While many marketers admire the success of brands such as ‘google’ in becoming part of everyday speak, trademark practitioners routinely caution brand owners against using brand names as nouns or verbs for risk that they might become generic terms.
As a general rule, once a brand name becomes accepted as a common description of the type of goods or services to which the mark is applied, then it will no longer function as a ‘guarantee of origin’, and may be liable to revocation. This is far from ideal for the brand’s owner, which will have invested substantially in the creation and growth of that brand name.
Understandably, brand owners are keen not to fall foul of genericide, as the attempt by Velcro Brand Companies ‘to clear a few things up about using the VELCRO® trademark correctly’ in this funny and educational video attests.
As part of the recent dispute between UGG (Deckers) and Australian Leather, the US District Court for the Northern District of Illinois considered sales evidence, testimony by both Australian and US boot retailers, and the results of a survey conducted by Deckers on US customer perceptions to conclude that ‘ugg’ is not a generic term in the US.
The case highlights once again the need for owners of successful brands to protect their trademarks to ensure the protected terms do not become generic.
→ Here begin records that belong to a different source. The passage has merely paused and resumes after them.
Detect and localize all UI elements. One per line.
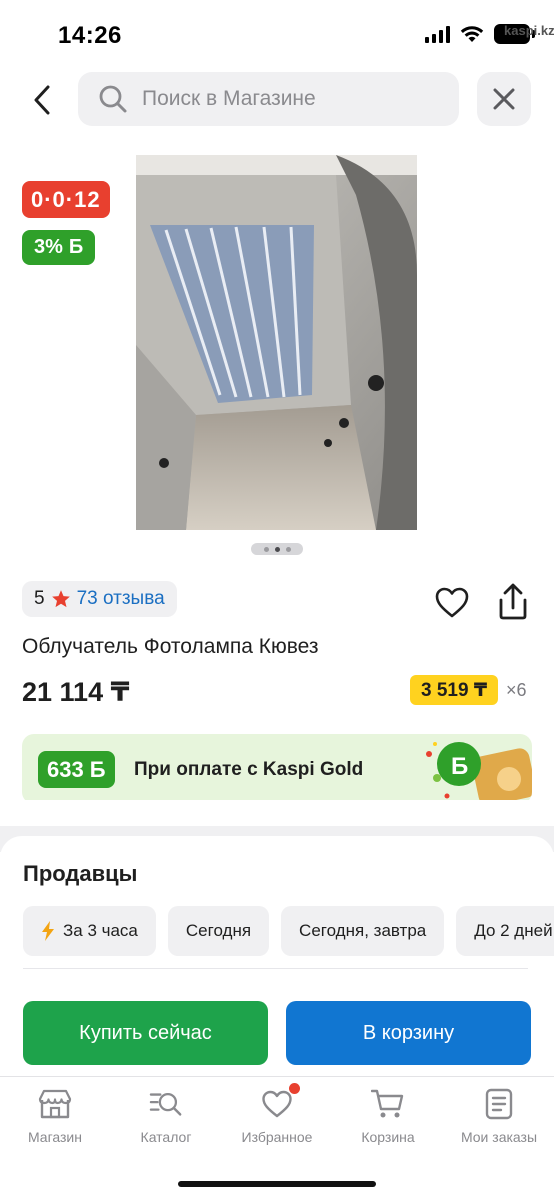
notification-dot [289, 1083, 300, 1094]
gold-bonus-badge: 633 Б [38, 751, 115, 788]
cart-icon [371, 1087, 405, 1121]
heart-icon [260, 1083, 300, 1121]
gold-bonus-amount: 633 [47, 756, 84, 782]
kaspi-gold-text: При оплате с Kaspi Gold [134, 759, 364, 780]
bonus-badge-value: 3% [34, 236, 63, 258]
chip-today[interactable]: Сегодня [167, 906, 270, 956]
reviews-link[interactable]: 73 отзыва [77, 588, 165, 610]
installment-months: ×6 [506, 680, 527, 700]
chip-today-tomorrow[interactable]: Сегодня, завтра [281, 906, 445, 956]
pager-dot [263, 546, 269, 552]
nav-label: Корзина [361, 1129, 415, 1145]
chip-label: Сегодня, завтра [299, 921, 427, 940]
status-time: 14:26 [58, 22, 122, 49]
catalog-search-icon [149, 1087, 183, 1121]
nav-item-cart[interactable]: Корзина [333, 1087, 443, 1145]
share-button[interactable] [494, 582, 532, 622]
heart-icon [435, 587, 469, 618]
battery-icon: kaspi.kz [494, 23, 554, 44]
home-indicator [178, 1181, 376, 1187]
sellers-title: Продавцы [23, 861, 138, 886]
gold-bonus-symbol: Б [89, 756, 106, 782]
nav-item-store[interactable]: Магазин [0, 1087, 110, 1145]
wifi-icon [460, 26, 484, 42]
installment-badge: 0·0·12 [22, 181, 110, 218]
chip-label: До 2 дней [474, 921, 553, 940]
kaspi-gold-illustration: Б [426, 742, 532, 804]
rating-value: 5 [34, 588, 45, 609]
chip-2-days[interactable]: До 2 дней [456, 906, 554, 956]
nav-label: Мои заказы [460, 1129, 538, 1145]
product-price: 21 114 ₸ [22, 677, 130, 707]
chip-label: За 3 часа [63, 921, 138, 940]
chip-label: Сегодня [185, 921, 252, 940]
svg-text:Б: Б [451, 753, 468, 780]
pager-dot-active [274, 546, 280, 552]
rating-reviews-pill[interactable]: 5 73 отзыва [22, 581, 177, 617]
status-icons: kaspi.kz [425, 23, 554, 44]
kaspi-gold-banner[interactable]: 633 Б При оплате с Kaspi Gold Б [22, 734, 532, 804]
cellular-signal-icon [425, 25, 450, 43]
close-button[interactable] [477, 72, 531, 126]
back-button[interactable] [22, 78, 62, 122]
header [0, 72, 554, 128]
bonus-symbol: Б [68, 236, 84, 258]
star-icon [51, 590, 70, 608]
status-bar: 14:26 kaspi.kz [0, 0, 554, 70]
nav-label: Магазин [27, 1129, 82, 1145]
product-image[interactable] [136, 155, 417, 530]
pager-dot [285, 546, 291, 552]
bonus-badge: 3% Б [22, 230, 96, 265]
nav-label: Избранное [241, 1129, 313, 1145]
store-icon [38, 1087, 72, 1121]
lightning-icon [42, 921, 54, 941]
add-to-cart-button[interactable]: В корзину [286, 1001, 531, 1065]
close-icon [493, 88, 515, 110]
product-photo [136, 155, 417, 530]
chevron-left-icon [34, 85, 50, 115]
search-icon [99, 85, 127, 113]
monthly-payment-badge[interactable]: 3 519 ₸ [410, 675, 499, 705]
nav-item-favorites[interactable]: Избранное [222, 1083, 332, 1145]
buy-now-button[interactable]: Купить сейчас [23, 1001, 268, 1065]
share-icon [499, 583, 527, 620]
carrier-label: kaspi.kz [504, 23, 554, 38]
divider [23, 968, 528, 969]
delivery-filter-chips: За 3 часа Сегодня Сегодня, завтра До 2 д… [23, 906, 554, 956]
search-input[interactable] [142, 87, 442, 111]
nav-item-catalog[interactable]: Каталог [111, 1087, 221, 1145]
product-title: Облучатель Фотолампа Кювез [22, 635, 319, 658]
chip-3-hours[interactable]: За 3 часа [23, 906, 156, 956]
favorite-button[interactable] [434, 585, 470, 621]
orders-icon [482, 1087, 516, 1121]
search-bar[interactable] [78, 72, 459, 126]
image-pager[interactable] [251, 543, 303, 555]
nav-item-orders[interactable]: Мои заказы [444, 1087, 554, 1145]
nav-label: Каталог [140, 1129, 192, 1145]
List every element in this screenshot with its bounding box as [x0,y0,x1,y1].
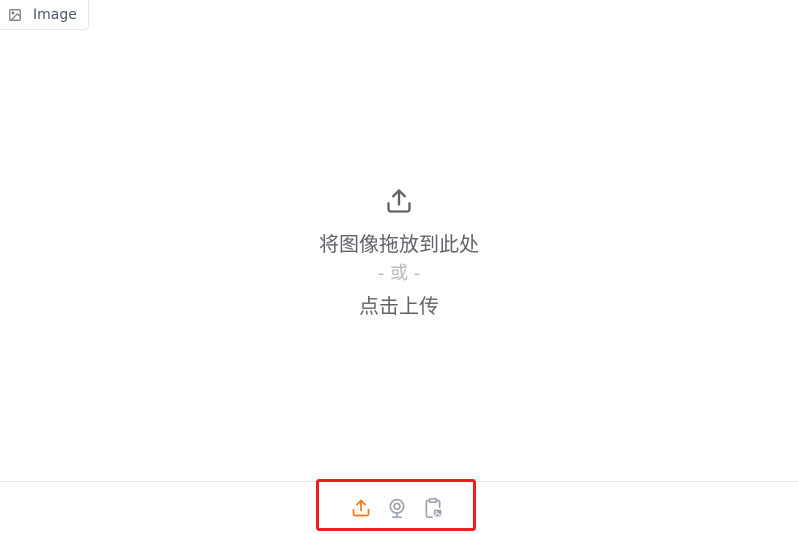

When does a brand name stop being a brand name?
In theory, it would have to take overwhelming use of a really famous mark such as ‘google’ as a verb (or noun) for there to be any significant risk of it becoming sufficiently generic to be deemed to no longer function as a trademark, so linked is the term to the Google search engine.
The more significant risk is for newer, lesser-known marks; i.e. brands such as UGG which have grown rapidly, including expanding into new markets where copycat brands may already be in place. In other words, brand names where the consumer is yet to be ‘educated’ that the term is intended to guarantee that the relevant goods or services originate from a specific company.
Until that link is achieved, brand owners are encouraged to use their marks correctly (i.e. avoid using trademarks as a verb or a noun) and to monitor use of their trademarks externally (e.g. for ‘incorrect’ use in the formal marketing materials of other vendors, licensees and business partners). Companies that fail to do this could find that they have put their goodwill, trademarks and brand equity unnecessarily at risk.